Imitating Hungary, Poland considers guarded container migrant camps

COMPILED FROM WIRE SERVICES
ISTANBUL
Published 14.04.2017 22:09
Updated 14.04.2017 22:10
A Syrian family carry their belongings through the forest near the Hungarian border fence at the Tompa border station transit zone on April 6. (AFP Photo)
A Syrian family carry their belongings through the forest near the Hungarian border fence at the Tompa border station transit zone on April 6. (AFP Photo)

Poland is working on regulations that would allow it to detain asylum seekers in border camps, arguing such a policy has served Hungary well despite being criticized by the U.N.

The Polish government is planning to create container camps for asylum-seekers, with the interior minister saying Thursday that a similar system is working well in Hungary.

Such container camps would most likely be placed on the border with Belarus, where people from Chechnya and elsewhere — many of whom are victims of political repression — regularly try to enter Poland in the hope of seeking asylum.

The Helsinski Foundation for Human Rights in Warsaw said it would be harmful to detain people, especially families with children, under such conditions. The foundation also argued the step was unnecessary because Poland is not facing a major influx of migrants, with only about 1,200 asylum applications submitted last year.

The Gazeta Wyborcza daily reported that the plan for detaining asylum seeks involves putting them in containers behind barbed wire.

"If there is an emergency situation, we must be prepared for all scenarios," Interior Minister Mariusz Blaszczak said Thursday on Radio Zet.

Poland remains opposed to accepting Muslims, which the government considers a threat to the nation's Catholic culture. Poland, Hungary and other central European EU member states are opposed to an European Commission plan to distribute migrants from Africa and the Middle East across the bloc.

Both Poland and Hungary have faced criticism for refusing to accept any of the hundreds of thousands of migrants who arrived in Europe in 2015.

But unlike Hungary, Poland - a country which issued over a million work permits for neighboring Ukrainians last year - has not seen thousands of migrants from Africa and Middle East storm its borders.

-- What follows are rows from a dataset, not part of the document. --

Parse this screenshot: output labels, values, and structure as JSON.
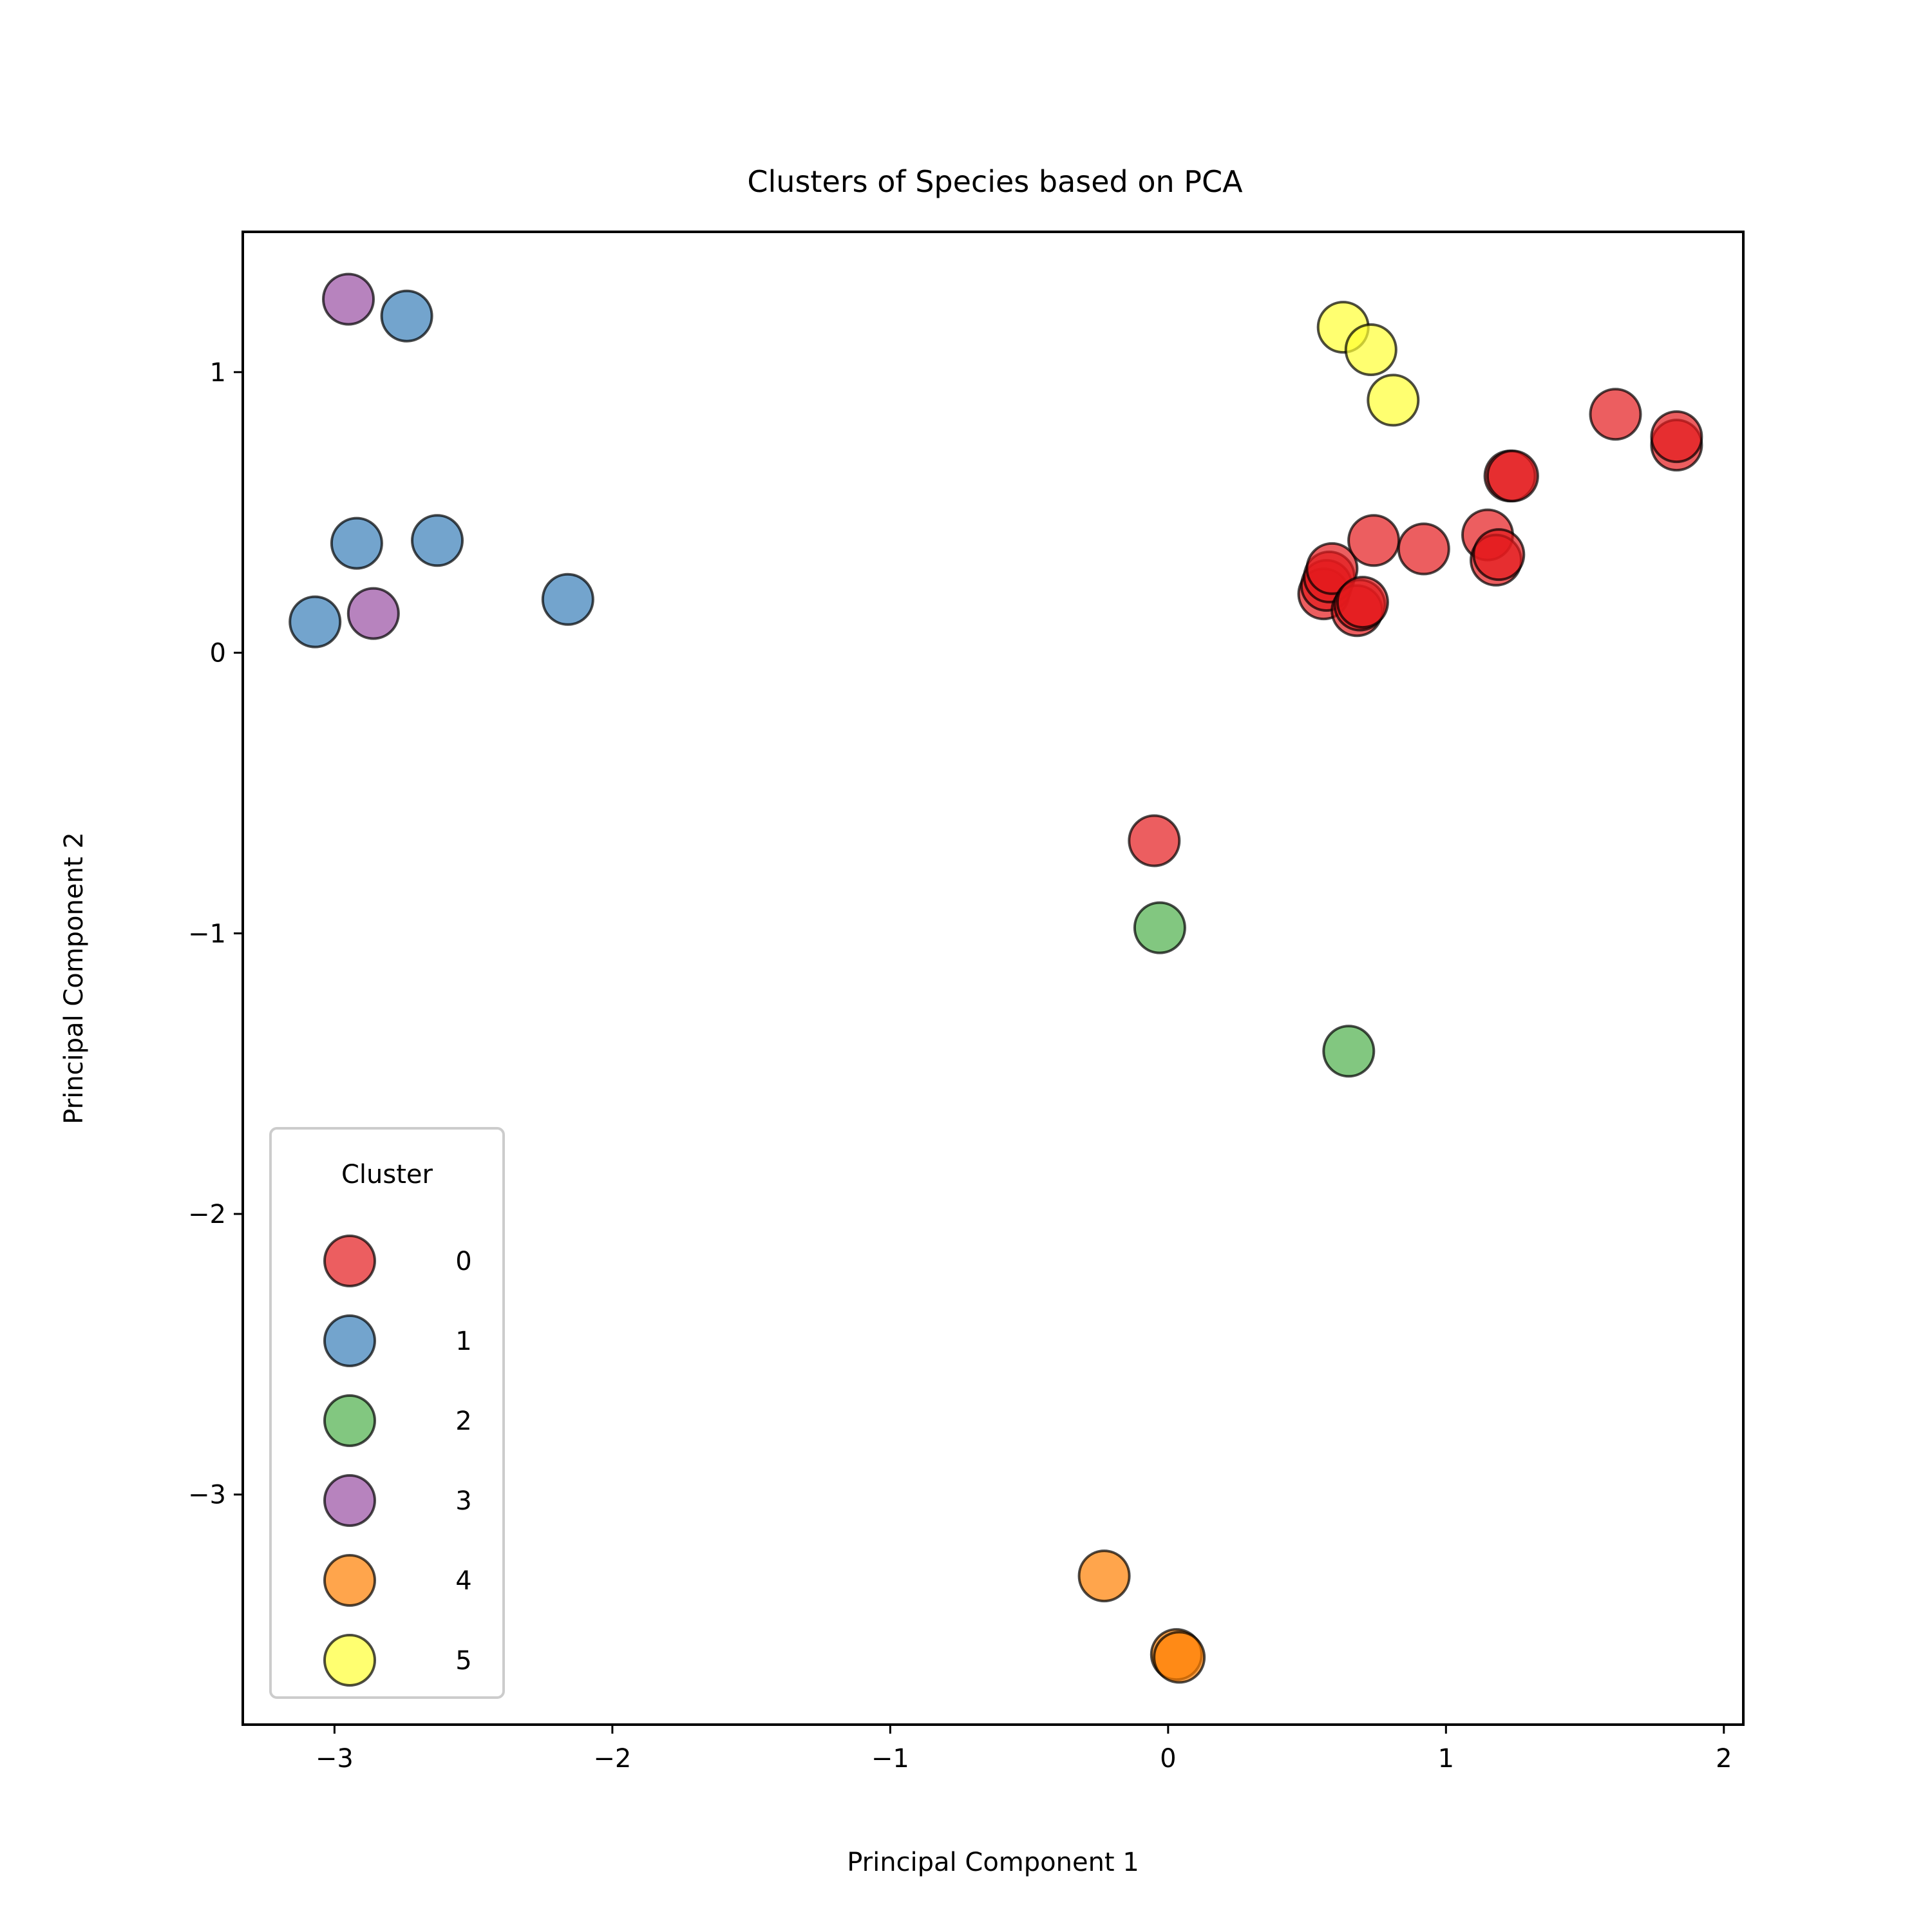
{
  "chart_data": {
    "type": "scatter",
    "title": "Clusters of Species based on PCA",
    "xlabel": "Principal Component 1",
    "ylabel": "Principal Component 2",
    "xlim": [
      -3.33,
      2.07
    ],
    "ylim": [
      -3.82,
      1.5
    ],
    "xticks": [
      -3,
      -2,
      -1,
      0,
      1,
      2
    ],
    "yticks": [
      1,
      0,
      -1,
      -2,
      -3
    ],
    "xtick_labels": [
      "−3",
      "−2",
      "−1",
      "0",
      "1",
      "2"
    ],
    "ytick_labels": [
      "1",
      "0",
      "−1",
      "−2",
      "−3"
    ],
    "grid": false,
    "legend": {
      "title": "Cluster",
      "placement": "lower-left",
      "entries": [
        "0",
        "1",
        "2",
        "3",
        "4",
        "5"
      ]
    },
    "series": [
      {
        "name": "0",
        "color": "#e41a1c",
        "points": [
          [
            -0.05,
            -0.67
          ],
          [
            0.56,
            0.21
          ],
          [
            0.57,
            0.24
          ],
          [
            0.58,
            0.27
          ],
          [
            0.59,
            0.3
          ],
          [
            0.68,
            0.15
          ],
          [
            0.69,
            0.17
          ],
          [
            0.7,
            0.18
          ],
          [
            0.74,
            0.4
          ],
          [
            0.92,
            0.37
          ],
          [
            1.15,
            0.42
          ],
          [
            1.18,
            0.33
          ],
          [
            1.19,
            0.35
          ],
          [
            1.23,
            0.63
          ],
          [
            1.24,
            0.63
          ],
          [
            1.61,
            0.85
          ],
          [
            1.83,
            0.74
          ],
          [
            1.83,
            0.77
          ]
        ]
      },
      {
        "name": "1",
        "color": "#377eb8",
        "points": [
          [
            -3.07,
            0.11
          ],
          [
            -2.92,
            0.39
          ],
          [
            -2.74,
            1.2
          ],
          [
            -2.63,
            0.4
          ],
          [
            -2.16,
            0.19
          ]
        ]
      },
      {
        "name": "2",
        "color": "#4daf4a",
        "points": [
          [
            -0.03,
            -0.98
          ],
          [
            0.65,
            -1.42
          ]
        ]
      },
      {
        "name": "3",
        "color": "#984ea3",
        "points": [
          [
            -2.95,
            1.26
          ],
          [
            -2.86,
            0.14
          ]
        ]
      },
      {
        "name": "4",
        "color": "#ff7f00",
        "points": [
          [
            -0.23,
            -3.29
          ],
          [
            0.03,
            -3.57
          ],
          [
            0.04,
            -3.58
          ]
        ]
      },
      {
        "name": "5",
        "color": "#ffff33",
        "points": [
          [
            0.63,
            1.16
          ],
          [
            0.73,
            1.08
          ],
          [
            0.81,
            0.9
          ]
        ]
      }
    ]
  }
}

Hungary, one of the focal points of Europe's migration crisis since 2015, last month approved a law to detain migrants in border camps, a step which the United Nations said violated EU law and would have a "terrible physical and psychological impact" on asylum seekers.

The migrants' camps are made out of scrapped shipping containers, an extremely cheap and innovative construction material. Hungary is also building four small military bases along the fence to provide accommodations for some of the 3,000 soldiers on border duty along with police. The barracks are being built out of shipping containers as well and each base will have room for 150 people.

The country granted asylum or some form of protection to 425 people in 2016, while receiving 29,432 applications.

Prime Minister Viktor Orban has called mass migration a threat to Europe's socioeconomic make-up and a "Trojan horse for terrorism" and Hungary has been a focal point for Europe's migration crisis since 2015.

Orban has also argued that allowing in so many Muslims risks undermining Europe's liberal democratic values and its Christian traditions, which are not being shared by the majorities of the new arrivals.

The migrant relocation plan was decided by EU leaders in September 2015 despite Hungary, the Czech Republic, Slovakia and Romania voting against it. Although generally opposed to it, Poland's previous centrist government voted with majority. Last Wednesday, the EU executive arm stepped up pressure on Poland and Hungary to take in asylum seekers under the bloc's plan.